Conducting background checks is a crucial step in the hiring process for most companies. Whether it is for permanent or temporary employees, companies need to ensure that their potential hires are trustworthy, have a good track record, and fit the job description. However, as much as background checks are necessary, they also come with legal implications that companies need to be fully aware of. In this article, we will explore the legal implications of conducting background checks, the importance of complying with federal and state laws, and tips for companies to avoid legal pitfalls.
What are background checks, and why are they important?
A background check is a comprehensive review of an individual's history, including their criminal record, work experience, education, credit score, and personal references. The purpose of a background check is to determine if an individual is suitable for employment, tenancy, or volunteer work. Employers conduct background checks to maintain a safe working environment, reduce the risk of liability claims, include dependable staff, and ensure they make informed choices.
Legal Implications of Background Checks
While background checks may seem like a routine and harmless practice, they come with significant legal implications. Employers must ensure they are not violating any federal and state laws while conducting background checks. Failure to comply with these laws can result in legal consequences such as lawsuits or fines. Here are some common legal implications of background checks:
1. Discrimination
Discrimination in employment is illegal under Title VII of the Civil Rights Act of 1964. Employers must ensure that their use of background checks does not discriminate against individuals based on their gender, race, religion, national origin, or disability.

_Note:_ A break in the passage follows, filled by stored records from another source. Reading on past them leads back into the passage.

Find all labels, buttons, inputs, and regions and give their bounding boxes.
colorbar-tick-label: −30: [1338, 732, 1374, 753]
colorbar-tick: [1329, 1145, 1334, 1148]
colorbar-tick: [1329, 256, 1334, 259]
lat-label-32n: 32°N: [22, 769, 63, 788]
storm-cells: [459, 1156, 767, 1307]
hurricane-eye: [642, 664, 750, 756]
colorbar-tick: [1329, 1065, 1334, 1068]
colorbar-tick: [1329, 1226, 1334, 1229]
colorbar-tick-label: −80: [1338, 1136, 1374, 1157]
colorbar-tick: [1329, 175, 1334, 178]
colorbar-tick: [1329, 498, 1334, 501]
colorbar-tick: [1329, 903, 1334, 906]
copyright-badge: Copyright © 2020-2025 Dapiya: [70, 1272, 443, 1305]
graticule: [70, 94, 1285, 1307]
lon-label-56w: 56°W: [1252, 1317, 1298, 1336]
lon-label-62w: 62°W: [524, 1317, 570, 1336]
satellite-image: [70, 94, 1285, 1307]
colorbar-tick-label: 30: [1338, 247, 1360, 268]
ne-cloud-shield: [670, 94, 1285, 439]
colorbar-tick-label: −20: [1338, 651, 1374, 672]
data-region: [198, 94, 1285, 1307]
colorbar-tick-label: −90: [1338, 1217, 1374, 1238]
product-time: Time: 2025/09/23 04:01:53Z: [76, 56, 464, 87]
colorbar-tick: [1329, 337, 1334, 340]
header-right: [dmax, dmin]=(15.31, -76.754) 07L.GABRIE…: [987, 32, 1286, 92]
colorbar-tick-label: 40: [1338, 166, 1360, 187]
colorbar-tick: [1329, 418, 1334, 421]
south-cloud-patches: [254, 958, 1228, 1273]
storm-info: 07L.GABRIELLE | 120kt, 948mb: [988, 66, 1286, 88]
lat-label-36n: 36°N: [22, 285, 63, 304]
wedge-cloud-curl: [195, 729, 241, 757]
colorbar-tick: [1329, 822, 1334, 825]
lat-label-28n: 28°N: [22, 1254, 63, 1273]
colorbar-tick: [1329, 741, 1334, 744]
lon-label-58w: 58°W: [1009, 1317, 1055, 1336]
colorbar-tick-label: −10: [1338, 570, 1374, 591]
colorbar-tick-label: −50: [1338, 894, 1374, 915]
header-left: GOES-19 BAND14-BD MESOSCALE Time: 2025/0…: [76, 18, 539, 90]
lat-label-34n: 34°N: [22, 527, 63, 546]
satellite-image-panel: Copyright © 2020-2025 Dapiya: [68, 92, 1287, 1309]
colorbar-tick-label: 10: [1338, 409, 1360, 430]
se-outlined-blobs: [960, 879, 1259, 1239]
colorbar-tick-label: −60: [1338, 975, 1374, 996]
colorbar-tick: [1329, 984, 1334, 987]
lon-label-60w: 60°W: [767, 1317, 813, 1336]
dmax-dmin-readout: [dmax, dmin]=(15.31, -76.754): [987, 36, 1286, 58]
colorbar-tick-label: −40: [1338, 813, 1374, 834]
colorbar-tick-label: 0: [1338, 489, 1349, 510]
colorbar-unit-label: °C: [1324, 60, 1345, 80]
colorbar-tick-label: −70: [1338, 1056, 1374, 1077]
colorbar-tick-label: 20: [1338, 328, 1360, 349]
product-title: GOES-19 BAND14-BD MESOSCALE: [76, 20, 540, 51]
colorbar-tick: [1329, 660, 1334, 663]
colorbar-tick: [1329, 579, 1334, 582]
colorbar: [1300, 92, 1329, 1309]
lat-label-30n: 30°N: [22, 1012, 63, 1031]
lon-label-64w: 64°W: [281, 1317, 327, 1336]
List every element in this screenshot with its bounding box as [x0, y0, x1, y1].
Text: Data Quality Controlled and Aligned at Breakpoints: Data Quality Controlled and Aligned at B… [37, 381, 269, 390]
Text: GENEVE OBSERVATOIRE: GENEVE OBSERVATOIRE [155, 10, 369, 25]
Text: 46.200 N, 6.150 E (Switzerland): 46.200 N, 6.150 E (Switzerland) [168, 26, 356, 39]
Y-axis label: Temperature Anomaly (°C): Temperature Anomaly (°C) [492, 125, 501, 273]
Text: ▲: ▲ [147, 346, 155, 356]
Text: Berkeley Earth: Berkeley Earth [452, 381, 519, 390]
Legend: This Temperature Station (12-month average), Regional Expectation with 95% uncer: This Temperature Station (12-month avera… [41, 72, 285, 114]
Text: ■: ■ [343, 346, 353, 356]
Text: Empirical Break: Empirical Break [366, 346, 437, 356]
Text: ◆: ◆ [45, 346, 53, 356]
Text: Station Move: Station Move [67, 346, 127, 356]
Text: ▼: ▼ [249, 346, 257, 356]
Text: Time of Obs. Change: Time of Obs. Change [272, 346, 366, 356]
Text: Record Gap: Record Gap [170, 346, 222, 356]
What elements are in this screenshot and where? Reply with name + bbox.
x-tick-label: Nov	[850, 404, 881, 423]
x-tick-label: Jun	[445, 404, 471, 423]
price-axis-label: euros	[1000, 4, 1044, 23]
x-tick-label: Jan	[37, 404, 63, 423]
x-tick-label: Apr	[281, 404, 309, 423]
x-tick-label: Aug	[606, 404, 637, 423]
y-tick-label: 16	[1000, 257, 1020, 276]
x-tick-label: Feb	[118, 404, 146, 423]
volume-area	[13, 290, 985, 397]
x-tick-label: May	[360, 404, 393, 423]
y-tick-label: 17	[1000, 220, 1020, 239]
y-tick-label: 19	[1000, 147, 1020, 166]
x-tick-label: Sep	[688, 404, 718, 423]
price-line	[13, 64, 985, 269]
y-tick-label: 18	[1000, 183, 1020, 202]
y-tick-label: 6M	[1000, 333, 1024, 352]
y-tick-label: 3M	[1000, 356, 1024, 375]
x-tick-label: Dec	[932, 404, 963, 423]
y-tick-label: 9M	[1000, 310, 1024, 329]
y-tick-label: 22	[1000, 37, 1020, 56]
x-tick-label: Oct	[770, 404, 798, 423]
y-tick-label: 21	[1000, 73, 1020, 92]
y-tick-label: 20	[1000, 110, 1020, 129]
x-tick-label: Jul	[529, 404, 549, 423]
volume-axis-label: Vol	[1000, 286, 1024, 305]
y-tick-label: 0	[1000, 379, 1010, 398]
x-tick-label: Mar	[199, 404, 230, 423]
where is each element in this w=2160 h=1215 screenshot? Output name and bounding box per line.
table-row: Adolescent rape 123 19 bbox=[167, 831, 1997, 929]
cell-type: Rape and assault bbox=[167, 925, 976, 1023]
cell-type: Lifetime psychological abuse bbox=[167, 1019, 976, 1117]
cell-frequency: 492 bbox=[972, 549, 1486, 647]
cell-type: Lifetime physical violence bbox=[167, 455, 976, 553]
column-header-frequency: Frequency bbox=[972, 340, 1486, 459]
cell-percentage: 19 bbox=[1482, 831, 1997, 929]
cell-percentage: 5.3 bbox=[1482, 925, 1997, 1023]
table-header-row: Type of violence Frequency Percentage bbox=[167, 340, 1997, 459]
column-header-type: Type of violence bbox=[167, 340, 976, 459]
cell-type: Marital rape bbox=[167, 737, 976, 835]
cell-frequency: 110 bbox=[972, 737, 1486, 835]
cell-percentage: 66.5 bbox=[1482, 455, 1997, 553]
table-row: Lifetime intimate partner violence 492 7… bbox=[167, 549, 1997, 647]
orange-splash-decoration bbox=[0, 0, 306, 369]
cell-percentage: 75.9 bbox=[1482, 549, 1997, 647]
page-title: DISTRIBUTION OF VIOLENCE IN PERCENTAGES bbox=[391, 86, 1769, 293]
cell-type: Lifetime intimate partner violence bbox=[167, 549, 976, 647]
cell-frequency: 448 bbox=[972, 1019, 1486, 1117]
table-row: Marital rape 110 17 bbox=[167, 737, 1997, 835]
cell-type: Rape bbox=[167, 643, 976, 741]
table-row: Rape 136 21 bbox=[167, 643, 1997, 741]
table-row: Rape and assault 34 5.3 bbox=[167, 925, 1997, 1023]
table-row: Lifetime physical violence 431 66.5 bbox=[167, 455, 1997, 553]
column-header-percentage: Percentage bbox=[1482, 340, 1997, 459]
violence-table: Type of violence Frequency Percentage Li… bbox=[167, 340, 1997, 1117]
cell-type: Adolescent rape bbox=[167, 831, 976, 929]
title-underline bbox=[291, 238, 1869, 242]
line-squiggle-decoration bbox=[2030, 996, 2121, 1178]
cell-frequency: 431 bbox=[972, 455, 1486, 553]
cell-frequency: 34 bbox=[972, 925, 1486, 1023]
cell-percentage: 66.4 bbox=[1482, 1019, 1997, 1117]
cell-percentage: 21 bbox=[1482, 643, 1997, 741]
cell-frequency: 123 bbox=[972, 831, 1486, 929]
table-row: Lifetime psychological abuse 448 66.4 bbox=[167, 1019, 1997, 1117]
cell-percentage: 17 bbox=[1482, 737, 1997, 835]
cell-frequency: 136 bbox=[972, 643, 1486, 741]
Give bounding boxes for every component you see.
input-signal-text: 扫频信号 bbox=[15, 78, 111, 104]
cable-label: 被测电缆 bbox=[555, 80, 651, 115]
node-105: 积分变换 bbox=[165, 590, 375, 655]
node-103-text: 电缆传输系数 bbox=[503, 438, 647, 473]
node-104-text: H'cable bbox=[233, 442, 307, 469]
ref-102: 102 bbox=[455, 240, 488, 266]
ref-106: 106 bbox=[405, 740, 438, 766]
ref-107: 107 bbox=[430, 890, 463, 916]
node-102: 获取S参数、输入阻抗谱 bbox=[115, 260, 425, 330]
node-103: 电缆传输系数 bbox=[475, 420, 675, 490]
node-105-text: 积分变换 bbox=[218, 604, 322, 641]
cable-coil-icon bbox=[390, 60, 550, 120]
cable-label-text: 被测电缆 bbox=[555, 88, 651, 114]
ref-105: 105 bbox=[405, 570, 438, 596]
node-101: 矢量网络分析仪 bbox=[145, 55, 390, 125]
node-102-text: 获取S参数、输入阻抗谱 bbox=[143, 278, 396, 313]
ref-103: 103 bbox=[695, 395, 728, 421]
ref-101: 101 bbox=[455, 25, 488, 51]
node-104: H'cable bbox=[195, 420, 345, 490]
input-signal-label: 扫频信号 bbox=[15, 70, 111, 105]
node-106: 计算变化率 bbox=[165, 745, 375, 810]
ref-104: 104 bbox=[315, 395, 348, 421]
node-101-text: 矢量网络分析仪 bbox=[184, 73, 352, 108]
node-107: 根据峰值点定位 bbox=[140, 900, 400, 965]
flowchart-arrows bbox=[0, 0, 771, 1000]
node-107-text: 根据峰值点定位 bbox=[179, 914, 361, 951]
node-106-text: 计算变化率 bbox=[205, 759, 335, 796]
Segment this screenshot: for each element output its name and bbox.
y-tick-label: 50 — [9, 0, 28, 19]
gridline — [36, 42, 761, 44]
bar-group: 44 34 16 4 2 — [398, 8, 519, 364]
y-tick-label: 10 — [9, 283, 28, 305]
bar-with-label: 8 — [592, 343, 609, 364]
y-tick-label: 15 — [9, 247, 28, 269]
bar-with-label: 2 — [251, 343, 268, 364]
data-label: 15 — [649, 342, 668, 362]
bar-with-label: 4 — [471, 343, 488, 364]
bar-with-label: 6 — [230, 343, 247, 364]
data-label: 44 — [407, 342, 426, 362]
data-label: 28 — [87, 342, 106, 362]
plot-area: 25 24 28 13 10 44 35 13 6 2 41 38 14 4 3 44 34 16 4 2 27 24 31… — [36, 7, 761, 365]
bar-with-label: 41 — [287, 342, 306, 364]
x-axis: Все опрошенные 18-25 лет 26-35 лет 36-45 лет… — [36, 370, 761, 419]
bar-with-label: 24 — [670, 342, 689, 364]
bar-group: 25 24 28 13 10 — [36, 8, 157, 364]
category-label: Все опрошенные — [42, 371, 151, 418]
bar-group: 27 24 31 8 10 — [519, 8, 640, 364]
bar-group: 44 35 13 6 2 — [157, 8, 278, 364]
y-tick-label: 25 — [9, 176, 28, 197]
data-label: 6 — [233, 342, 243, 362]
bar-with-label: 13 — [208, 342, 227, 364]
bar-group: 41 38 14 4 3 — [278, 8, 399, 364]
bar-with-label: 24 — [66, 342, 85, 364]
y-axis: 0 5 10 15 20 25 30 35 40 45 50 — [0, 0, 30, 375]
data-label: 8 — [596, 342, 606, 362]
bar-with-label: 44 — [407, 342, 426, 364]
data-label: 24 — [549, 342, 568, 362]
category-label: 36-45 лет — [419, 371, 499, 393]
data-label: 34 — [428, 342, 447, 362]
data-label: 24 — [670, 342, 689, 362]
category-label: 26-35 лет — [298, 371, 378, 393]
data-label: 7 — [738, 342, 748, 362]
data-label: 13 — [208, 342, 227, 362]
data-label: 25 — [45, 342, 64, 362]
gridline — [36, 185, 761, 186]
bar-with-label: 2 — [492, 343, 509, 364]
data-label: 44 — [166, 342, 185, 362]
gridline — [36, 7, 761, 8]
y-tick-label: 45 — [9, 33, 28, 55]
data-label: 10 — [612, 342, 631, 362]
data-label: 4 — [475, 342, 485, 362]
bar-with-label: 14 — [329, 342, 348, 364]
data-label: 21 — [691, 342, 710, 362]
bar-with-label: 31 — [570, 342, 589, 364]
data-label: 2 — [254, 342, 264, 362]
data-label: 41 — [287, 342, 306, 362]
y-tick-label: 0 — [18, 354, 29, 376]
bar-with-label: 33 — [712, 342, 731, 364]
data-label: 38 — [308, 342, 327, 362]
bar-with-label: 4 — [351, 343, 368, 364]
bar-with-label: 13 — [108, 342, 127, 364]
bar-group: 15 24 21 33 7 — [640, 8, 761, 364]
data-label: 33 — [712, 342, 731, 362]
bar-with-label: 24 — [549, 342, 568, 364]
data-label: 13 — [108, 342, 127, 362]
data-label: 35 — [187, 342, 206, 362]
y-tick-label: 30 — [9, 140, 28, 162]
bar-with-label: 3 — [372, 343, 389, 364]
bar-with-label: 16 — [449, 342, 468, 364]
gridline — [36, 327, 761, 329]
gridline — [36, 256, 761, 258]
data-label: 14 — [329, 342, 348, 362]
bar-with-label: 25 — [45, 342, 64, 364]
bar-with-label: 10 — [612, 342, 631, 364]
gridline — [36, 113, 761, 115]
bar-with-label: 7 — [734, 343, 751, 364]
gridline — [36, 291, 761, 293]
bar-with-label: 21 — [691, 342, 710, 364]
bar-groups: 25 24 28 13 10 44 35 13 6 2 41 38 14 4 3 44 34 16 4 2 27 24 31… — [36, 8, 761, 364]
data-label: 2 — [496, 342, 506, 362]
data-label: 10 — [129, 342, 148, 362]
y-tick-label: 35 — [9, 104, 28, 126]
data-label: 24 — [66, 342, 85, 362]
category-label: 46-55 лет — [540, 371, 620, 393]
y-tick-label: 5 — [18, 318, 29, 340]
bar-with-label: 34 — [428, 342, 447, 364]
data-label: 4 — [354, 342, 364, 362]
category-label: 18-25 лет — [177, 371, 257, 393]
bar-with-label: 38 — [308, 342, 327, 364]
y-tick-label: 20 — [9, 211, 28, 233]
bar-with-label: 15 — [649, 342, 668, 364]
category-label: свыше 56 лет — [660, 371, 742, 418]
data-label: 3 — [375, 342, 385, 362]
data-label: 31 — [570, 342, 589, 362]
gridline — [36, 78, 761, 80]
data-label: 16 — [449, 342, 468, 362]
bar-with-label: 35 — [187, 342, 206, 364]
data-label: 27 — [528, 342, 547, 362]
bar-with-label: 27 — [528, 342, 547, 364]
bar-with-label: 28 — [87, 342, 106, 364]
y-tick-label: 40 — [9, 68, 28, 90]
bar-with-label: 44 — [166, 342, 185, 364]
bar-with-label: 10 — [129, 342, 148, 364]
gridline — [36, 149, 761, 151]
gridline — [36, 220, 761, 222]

Employers who use criminal history to disqualify applicants without considering whether the conviction is related to the job's duties may indirectly discriminate against minority groups. Employers must also ensure that their policies do not have an adverse impact on any protected class of applicants.
2. Invasion of Privacy
Employers must ensure that their background check policies do not invade an individual's privacy interests. Employers cannot conduct background checks without the individuals' permission or consent. Employers also cannot use information obtained from background checks for other purposes other than hiring, promotion, or termination decisions. Employers must also comply with the Fair Credit Reporting Act (FCRA) when obtaining consumer reports from third-party agencies such as credit reporting agencies or investigative consumer reporting agencies.
3. Negligent Hiring
Employers have a duty to undertake reasonable steps to hire and retain competent and reliable employees. Employers who negligently hire an employee that harms another employee or member of the public may face liability claims. The employer must demonstrate that they conducted reasonable background checks and found no evidence of prior misconduct or criminal history. Employers that fail to conduct reasonable background checks may be considered negligent and face liability claims.
4. Compliance with Federal and State Laws
Employers must comply with federal and state background check laws when conducting background checks. There are different laws depending on the jurisdiction that employers need to comply with. For example, the FCRA requires employers to provide applicants with disclosure notices and obtain their written consent before accessing consumer reports. Employers in California must comply with the California Investigative Consumer Reporting Agencies Act (ICRAA) when obtaining investigative reports from third-party agencies.
Tips for Employers to Avoid Legal Pitfalls
Employers can avoid legal pitfalls associated with background checks by following these tips:
1. Develop and Comply with Background Check Policies
Employers should develop policies that comply with state and federal laws governing background checks. Employers should ensure they obtain consent from the applicants before conducting background checks, comply with disclosure requirements under FCRA, and establish a fair and consistent policy for conducting background checks.
2. Conduct Reasonable and Job-Related Background Checks
Employers should conduct background checks that are job-related and consistent with business necessity. Employers should only use background checks to make decisions consistent with the job description and avoid using information obtained from background checks to discriminate against protected classes of applicants.
3. Keep Records of Background Checks
Employers should maintain accurate records of background checks they conduct. Records should contain information on how background checks were obtained, how the information was used, and the reasons for the decisions made.
4. Inform Applicants of Adverse Actions
Employers must inform applicants if they decide not to hire them based on information obtained from background checks. Employers must provide applicants with the necessary information on what was found in their background checks, where it was obtained, and the name and contact information of the agency that conducted the check.
In conclusion, background checks are an essential part of the hiring process, but they also come with legal implications that employers need to comply with. Employers must develop policies that comply with federal and state laws, conduct reasonable and job-related background checks, maintain accurate records, and inform applicants of the results of the background checks. Failure to comply with these laws can result in legal consequences such as lawsuits or fines. Compliance with these laws ensures that employers maintain a safe and legal working environment and make informed hiring decisions.